The Moroccan monarch issued full or partial pardons to 1,044 prisoners as part of festivities to mark the Feast of the Throne on Tuesday, among them 48 Spaniards whose release had been petitioned by King Juan Carlos and brokered by the CNI intelligence agency with its Moroccan counterpart, the DGED. The majority had been sentenced for drug trafficking but the name of Daniel Galván Viña somehow found its way on to the list.

Galván, 64, was convicted two years ago of sexually abusing 11 children aged between three and 15 and handed a 30-year-sentence. The case generated such interest that a 50-minute television report received a prime-time airing.

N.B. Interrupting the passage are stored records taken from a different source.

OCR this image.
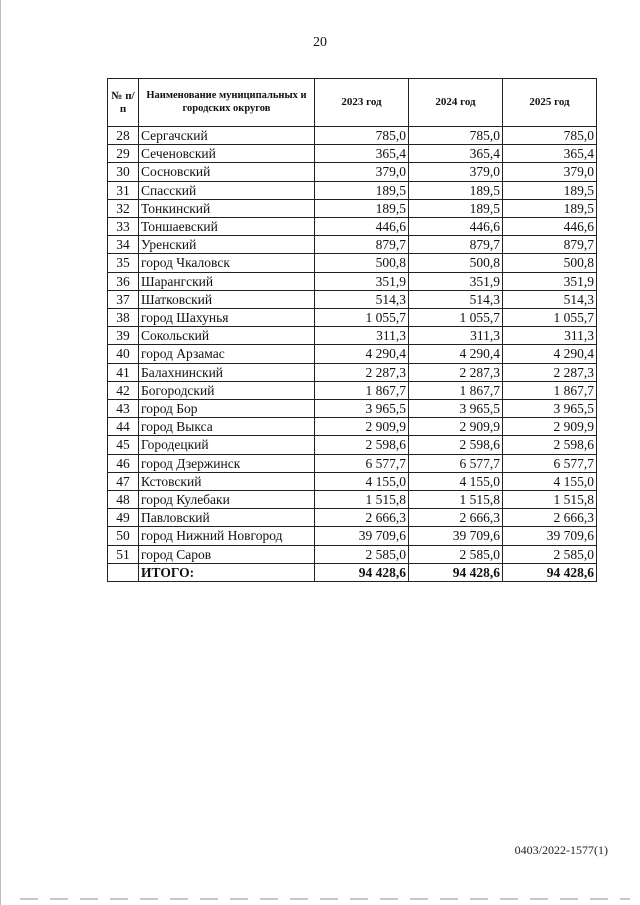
20
№ п/п	Наименование муниципальных и городских округов	2023 год	2024 год	2025 год
28	Сергачский	785,0	785,0	785,0
29	Сеченовский	365,4	365,4	365,4
30	Сосновский	379,0	379,0	379,0
31	Спасский	189,5	189,5	189,5
32	Тонкинский	189,5	189,5	189,5
33	Тоншаевский	446,6	446,6	446,6
34	Уренский	879,7	879,7	879,7
35	город Чкаловск	500,8	500,8	500,8
36	Шарангский	351,9	351,9	351,9
37	Шатковский	514,3	514,3	514,3
38	город Шахунья	1 055,7	1 055,7	1 055,7
39	Сокольский	311,3	311,3	311,3
40	город Арзамас	4 290,4	4 290,4	4 290,4
41	Балахнинский	2 287,3	2 287,3	2 287,3
42	Богородский	1 867,7	1 867,7	1 867,7
43	город Бор	3 965,5	3 965,5	3 965,5
44	город Выкса	2 909,9	2 909,9	2 909,9
45	Городецкий	2 598,6	2 598,6	2 598,6
46	город Дзержинск	6 577,7	6 577,7	6 577,7
47	Кстовский	4 155,0	4 155,0	4 155,0
48	город Кулебаки	1 515,8	1 515,8	1 515,8
49	Павловский	2 666,3	2 666,3	2 666,3
50	город Нижний Новгород	39 709,6	39 709,6	39 709,6
51	город Саров	2 585,0	2 585,0	2 585,0
	ИТОГО:	94 428,6	94 428,6	94 428,6
0403/2022-1577(1)
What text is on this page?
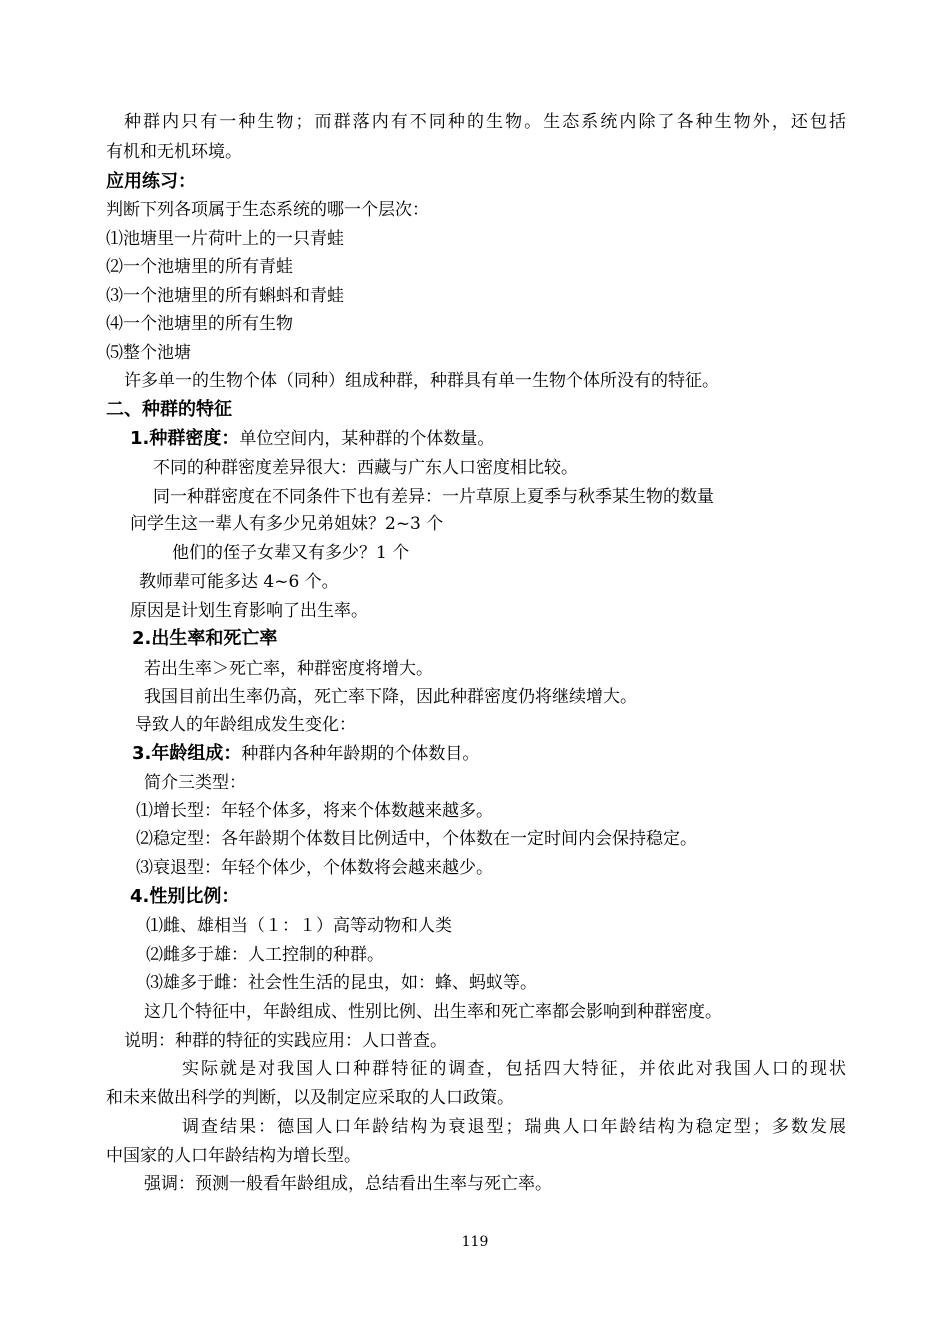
种群内只有一种生物；而群落内有不同种的生物。生态系统内除了各种生物外，还包括
有机和无机环境。
应用练习：
判断下列各项属于生态系统的哪一个层次：
⑴池塘里一片荷叶上的一只青蛙
⑵一个池塘里的所有青蛙
⑶一个池塘里的所有蝌蚪和青蛙
⑷一个池塘里的所有生物
⑸整个池塘
许多单一的生物个体（同种）组成种群，种群具有单一生物个体所没有的特征。
二、种群的特征
1.种群密度：单位空间内，某种群的个体数量。
不同的种群密度差异很大：西藏与广东人口密度相比较。
同一种群密度在不同条件下也有差异：一片草原上夏季与秋季某生物的数量
问学生这一辈人有多少兄弟姐妹？2~3 个
他们的侄子女辈又有多少？1 个
教师辈可能多达 4~6 个。
原因是计划生育影响了出生率。
2.出生率和死亡率
若出生率＞死亡率，种群密度将增大。
我国目前出生率仍高，死亡率下降，因此种群密度仍将继续增大。
导致人的年龄组成发生变化：
3.年龄组成：种群内各种年龄期的个体数目。
简介三类型：
⑴增长型：年轻个体多，将来个体数越来越多。
⑵稳定型：各年龄期个体数目比例适中，个体数在一定时间内会保持稳定。
⑶衰退型：年轻个体少，个体数将会越来越少。
4.性别比例：
⑴雌、雄相当（１：１）高等动物和人类
⑵雌多于雄：人工控制的种群。
⑶雄多于雌：社会性生活的昆虫，如：蜂、蚂蚁等。
这几个特征中，年龄组成、性别比例、出生率和死亡率都会影响到种群密度。
说明：种群的特征的实践应用：人口普查。
实际就是对我国人口种群特征的调查，包括四大特征，并依此对我国人口的现状
和未来做出科学的判断，以及制定应采取的人口政策。
调查结果：德国人口年龄结构为衰退型；瑞典人口年龄结构为稳定型；多数发展
中国家的人口年龄结构为增长型。
强调：预测一般看年龄组成，总结看出生率与死亡率。
119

NGOs and opposition parties are staging nightly protests outside the parliament building in Rabat. It is unclear how Galván was included and the CNI denies requesting his release. In a meeting between the monarchs in July King Juan Carlos only named one prisoner, Antonio García Vidriel, and asked that he be allowed to complete his sentence in Spain.

The list of 48 inmates was drawn up by Morocco's Justice Ministry and prison authorities. Under consideration were their ages, the length of time they had served and their behavior. Galván is reported to have crossed into the Spanish exclave of Ceuta.